The findings are based on data from the Finnish Medication Use and Alzheimer's Disease Study, Medalz. Medalz comprises nationwide, extensive register-based data from the Finnish health care registers, and it includes all persons diagnosed with Alzheimer's disease in Finland between 2005 and 2011. The study, published now in Journal of Alzheimer's Disease, analysed the initiation of benzodiazepines and related drugs in 51,981 persons diagnosed with AD. Their use of drugs was monitored for a period of five years, and the follow-up started already two years before the diagnosis. The findings were compared to persons not diagnosed with Alzheimer's disease who were matched based on age and gender.
According to the Finnish Current Care Guidelines, benzodiazepines can be used on a short-term basis to treat behavioural problems associated with Alzheimer's disease.

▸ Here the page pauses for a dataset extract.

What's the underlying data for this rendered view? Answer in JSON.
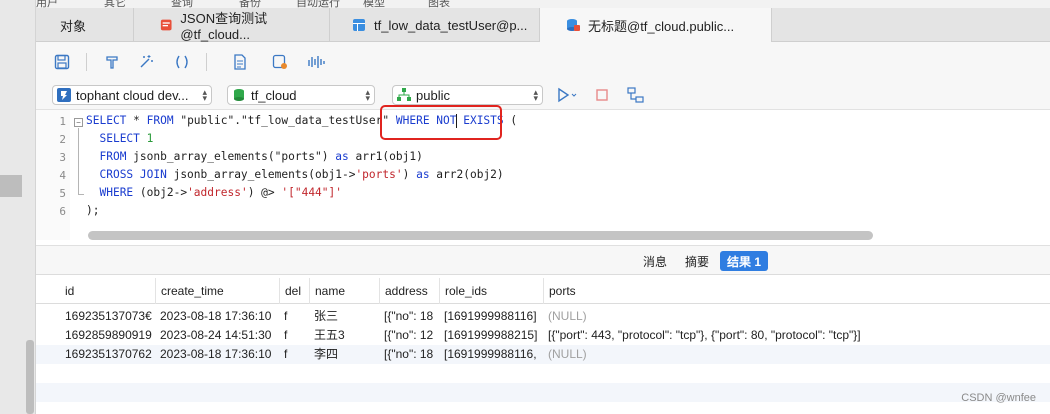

However, data on the benefits of these drugs in the treatment of behavioural problems is insufficient, but it is known that these drugs increase the risk of falls and cause cognitive impairment.
One of the earlier studies on Medalz study found that in Finland, benzodiazepines are used for extensive periods in persons with Alzheimer's disease. This, together with the current finding of frequent initiations of these drugs, paints a picture of a possible delay in AD diagnoses and concerning practice of symptom-based treatment before and around diagnosis.